Lets look at the use cases of your code:

  • it is used for keyboard input.
  • if you have more that 10 users at the same time the design of the game should be reviewed
  • 10 times your controls is not really much that deserves hard optimizations
  • if you really rely on speed … you would need to move that to native code … rather than Python

-> no need to press the last microsecond out of the processing time.

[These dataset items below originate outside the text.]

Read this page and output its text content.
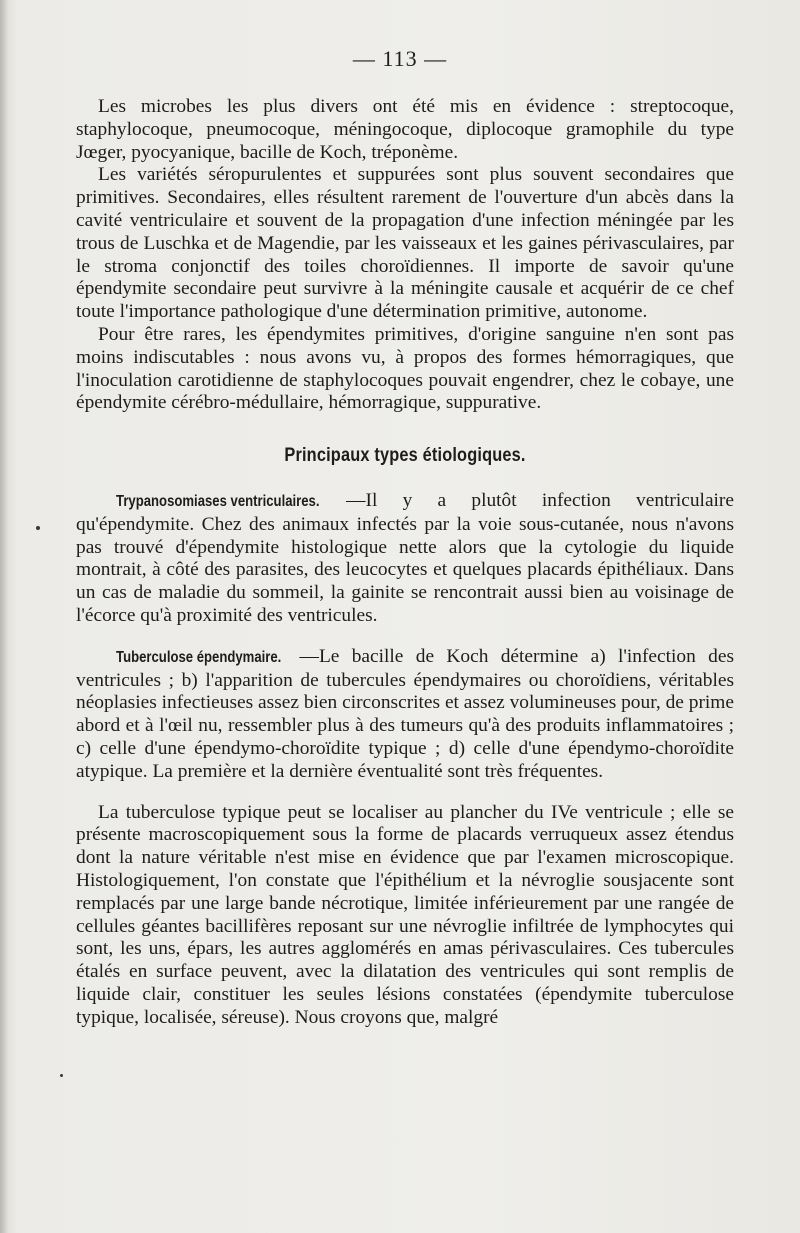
— 113 —

Les microbes les plus divers ont été mis en évidence : streptocoque, staphylocoque, pneumocoque, méningocoque, diplocoque gramophile du type Jœger, pyocyanique, bacille de Koch, tréponème.

Les variétés séropurulentes et suppurées sont plus souvent secondaires que primitives. Secondaires, elles résultent rarement de l'ouverture d'un abcès dans la cavité ventriculaire et souvent de la propagation d'une infection méningée par les trous de Luschka et de Magendie, par les vaisseaux et les gaines périvasculaires, par le stroma conjonctif des toiles choroïdiennes. Il importe de savoir qu'une épendymite secondaire peut survivre à la méningite causale et acquérir de ce chef toute l'importance pathologique d'une détermination primitive, autonome.

Pour être rares, les épendymites primitives, d'origine sanguine n'en sont pas moins indiscutables : nous avons vu, à propos des formes hémorragiques, que l'inoculation carotidienne de staphylocoques pouvait engendrer, chez le cobaye, une épendymite cérébro-médullaire, hémorragique, suppurative.

Principaux types étiologiques.

Trypanosomiases ventriculaires. —Il y a plutôt infection ventriculaire qu'épendymite. Chez des animaux infectés par la voie sous-cutanée, nous n'avons pas trouvé d'épendymite histologique nette alors que la cytologie du liquide montrait, à côté des parasites, des leucocytes et quelques placards épithéliaux. Dans un cas de maladie du sommeil, la gainite se rencontrait aussi bien au voisinage de l'écorce qu'à proximité des ventricules.

Tuberculose épendymaire. —Le bacille de Koch détermine a) l'infection des ventricules ; b) l'apparition de tubercules épendymaires ou choroïdiens, véritables néoplasies infectieuses assez bien circonscrites et assez volumineuses pour, de prime abord et à l'œil nu, ressembler plus à des tumeurs qu'à des produits inflammatoires ; c) celle d'une épendymo-choroïdite typique ; d) celle d'une épendymo-choroïdite atypique. La première et la dernière éventualité sont très fréquentes.

La tuberculose typique peut se localiser au plancher du IVe ventricule ; elle se présente macroscopiquement sous la forme de placards verruqueux assez étendus dont la nature véritable n'est mise en évidence que par l'examen microscopique. Histologiquement, l'on constate que l'épithélium et la névroglie sousjacente sont remplacés par une large bande nécrotique, limitée inférieurement par une rangée de cellules géantes bacillifères reposant sur une névroglie infiltrée de lymphocytes qui sont, les uns, épars, les autres agglomérés en amas périvasculaires. Ces tubercules étalés en surface peuvent, avec la dilatation des ventricules qui sont remplis de liquide clair, constituer les seules lésions constatées (épendymite tuberculose typique, localisée, séreuse). Nous croyons que, malgré
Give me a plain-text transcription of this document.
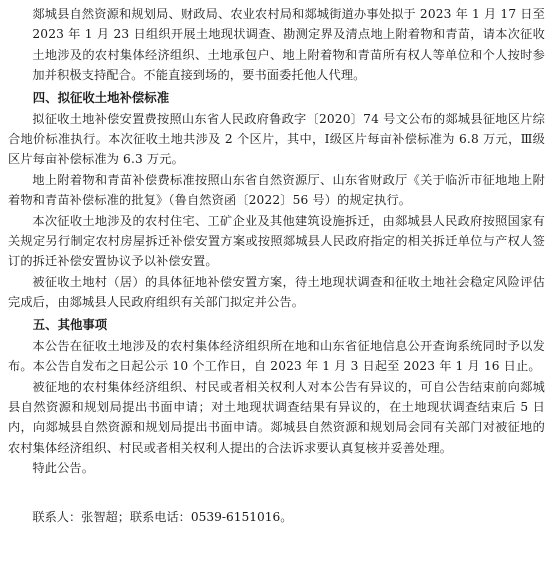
郯城县自然资源和规划局、财政局、农业农村局和郯城街道办事处拟于 2023 年 1 月 17 日至 2023 年 1 月 23 日组织开展土地现状调查、勘测定界及清点地上附着物和青苗，请本次征收土地涉及的农村集体经济组织、土地承包户、地上附着物和青苗所有权人等单位和个人按时参加并积极支持配合。不能直接到场的，要书面委托他人代理。

四、拟征收土地补偿标准

拟征收土地补偿安置费按照山东省人民政府鲁政字〔2020〕74 号文公布的郯城县征地区片综合地价标准执行。本次征收土地共涉及 2 个区片，其中，Ⅰ级区片每亩补偿标准为 6.8 万元，Ⅲ级区片每亩补偿标准为 6.3 万元。

地上附着物和青苗补偿费标准按照山东省自然资源厅、山东省财政厅《关于临沂市征地地上附着物和青苗补偿标准的批复》（鲁自然资函〔2022〕56 号）的规定执行。

本次征收土地涉及的农村住宅、工矿企业及其他建筑设施拆迁，由郯城县人民政府按照国家有关规定另行制定农村房屋拆迁补偿安置方案或按照郯城县人民政府指定的相关拆迁单位与产权人签订的拆迁补偿安置协议予以补偿安置。

被征收土地村（居）的具体征地补偿安置方案，待土地现状调查和征收土地社会稳定风险评估完成后，由郯城县人民政府组织有关部门拟定并公告。

五、其他事项

本公告在征收土地涉及的农村集体经济组织所在地和山东省征地信息公开查询系统同时予以发布。本公告自发布之日起公示 10 个工作日，自 2023 年 1 月 3 日起至 2023 年 1 月 16 日止。

被征地的农村集体经济组织、村民或者相关权利人对本公告有异议的，可自公告结束前向郯城县自然资源和规划局提出书面申请；对土地现状调查结果有异议的，在土地现状调查结束后 5 日内，向郯城县自然资源和规划局提出书面申请。郯城县自然资源和规划局会同有关部门对被征地的农村集体经济组织、村民或者相关权利人提出的合法诉求要认真复核并妥善处理。

特此公告。

联系人：张智超；联系电话：0539-6151016。
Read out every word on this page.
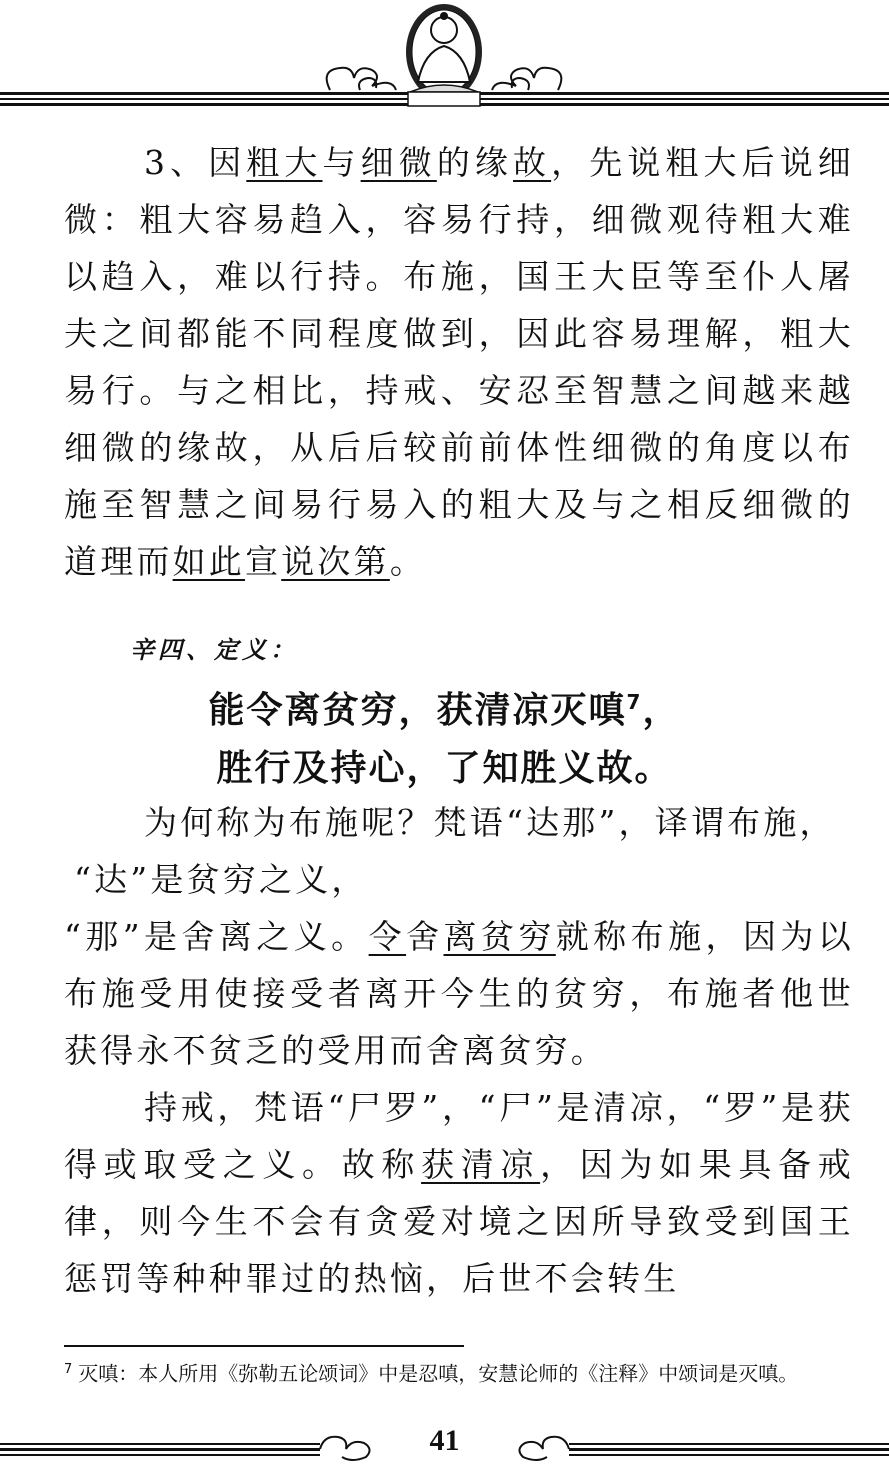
3、因粗大与细微的缘故，先说粗大后说细微：粗大容易趋入，容易行持，细微观待粗大难以趋入，难以行持。布施，国王大臣等至仆人屠夫之间都能不同程度做到，因此容易理解，粗大易行。与之相比，持戒、安忍至智慧之间越来越细微的缘故，从后后较前前体性细微的角度以布施至智慧之间易行易入的粗大及与之相反细微的道理而如此宣说次第。

辛四、定义：
能令离贫穷，获清凉灭嗔$^7$，
胜行及持心，了知胜义故。

为何称为布施呢？梵语“达那”，译谓布施，

“达”是贫穷之义，

“那”是舍离之义。令舍离贫穷就称布施，因为以布施受用使接受者离开今生的贫穷，布施者他世获得永不贫乏的受用而舍离贫穷。

持戒，梵语“尸罗”，“尸”是清凉，“罗”是获得或取受之义。故称获清凉，因为如果具备戒律，则今生不会有贪爱对境之因所导致受到国王惩罚等种种罪过的热恼，后世不会转生

$^7$ 灭嗔：本人所用《弥勒五论颂词》中是忍嗔，安慧论师的《注释》中颂词是灭嗔。
41
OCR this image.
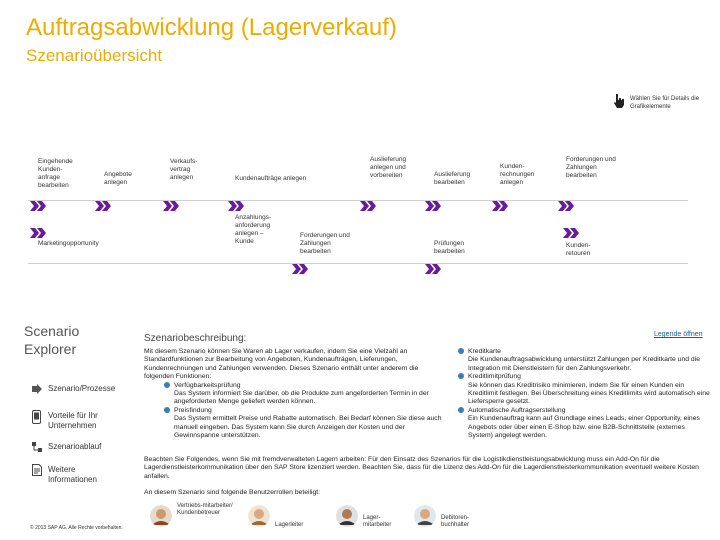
Auftragsabwicklung (Lagerverkauf)
Szenarioübersicht
Wählen Sie für Details die Grafikelemente
Eingehende Kunden-anfrage bearbeiten
Angebote anlegen
Verkaufs-vertrag anlegen	Kundenaufträge anlegen
Auslieferung anlegen und vorbereiten	Auslieferung bearbeiten
Kunden-rechnungen anlegen
Forderungen und Zahlungen bearbeiten
Marketingopportunity
Anzahlungs-anforderung anlegen – Kunde
Forderungen und Zahlungen bearbeiten
Prüfungen bearbeiten
Kunden-retouren
Scenario Explorer
Szenario/Prozesse
Vorteile für Ihr Unternehmen
Szenarioablauf
Weitere Informationen
Szenariobeschreibung:	Legende öffnen
Mit diesem Szenario können Sie Waren ab Lager verkaufen, indem Sie eine Vielzahl an Standardfunktionen zur Bearbeitung von Angeboten, Kundenaufträgen, Lieferungen, Kundenrechnungen und Zahlungen verwenden. Dieses Szenario enthält unter anderem die folgenden Funktionen:
Verfügbarkeitsprüfung
Das System informiert Sie darüber, ob die Produkte zum angeforderten Termin in der angeforderten Menge geliefert werden können.
Preisfindung
Das System ermittelt Preise und Rabatte automatisch. Bei Bedarf können Sie diese auch manuell eingeben. Das System kann Sie durch Anzeigen der Kosten und der Gewinnspanne unterstützen.
Kreditkarte
Die Kundenauftragsabwicklung unterstützt Zahlungen per Kreditkarte und die Integration mit Dienstleistern für den Zahlungsverkehr.
Kreditlimitprüfung
Sie können das Kreditrisiko minimieren, indem Sie für einen Kunden ein Kreditlimit festlegen. Bei Überschreitung eines Kreditlimits wird automatisch eine Liefersperre gesetzt.
Automatische Auftragserstellung
Ein Kundenauftrag kann auf Grundlage eines Leads, einer Opportunity, eines Angebots oder über einen E-Shop bzw. eine B2B-Schnittstelle (externes System) angelegt werden.
Beachten Sie Folgendes, wenn Sie mit fremdverwalteten Lagern arbeiten: Für den Einsatz des Szenarios für die Logistikdienstleistungsabwicklung muss ein Add-On für die Lagerdienstleisterkommunikation über den SAP Store lizenziert werden. Beachten Sie, dass für die Lizenz des Add-On für die Lagerdienstleisterkommunikation eventuell weitere Kosten anfallen.
An diesem Szenario sind folgende Benutzerrollen beteiligt:
Vertriebs-mitarbeiter/ Kundenbetreuer
Lagerleiter
Lager-mitarbeiter
Debitoren-buchhalter
© 2013 SAP AG. Alle Rechte vorbehalten.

With your changes the code looks much simpler and is easier to read.
I still have a few minor remarks:

  • Rather than checking 0, 1, 2, 3 it would improve the readability by using the predefined constants from the BGE API. Nevertheless the function names already tell what is meant. Therefore it would be a small improvement
  • The code would be even smaller by defining status as (read-only) property -> look the Python docs (@Property annotation). The changes to your code are really small
  • The name InputBase does not match that good anymore … maybe you reduce it to Input
  • I’m not a native English speacker … but I would replace “kind” with “type”
  • You might already noticed I prefer when functions tell what they are doing. I would read “input_factory” sounds like “do input a factory” - I’m pretty sure this is not what you mean. As a class this name would be fine because I expect a “input factory” creates an object “input”. As this is a factory method (rather than a class) I suggest to name it “createInput” or “buildInput”.
  • You can define public constants to allow users to enter the input type. It prevents typing errors too (“mouse” vs “Mouse”):

INPUT_KEYBOARD = "keyboard"
INPUT_MOUSE = "mouse"

  • I strongly recommend to raise an error it the entered type is not processed. Otherwise the user does not get any feedback why the code is not working. The current processing [“InstanceBase(None)”] would result in a NoneType error at a later stage .

if kind ...
elif kind ...
else raise ...

  • Currently I’m a little bit confused, why the prefixes “KEY”, and “MOUSE” are present just once. Typically you need this twice - one on writing and one on reading. If it is present just once it is usually a sign, that it is not needed for processing (but can help to read the data). [edit]Now I know … because the the it is the prefix provided by the BGE API - so … it is fine[/edit]
  • You explicitly change prefix to upper case. It is entered as uppercase already. I think this is a touch to much especially as the prefix is provided by the same module (not the user). The same belongs to the “att” variable.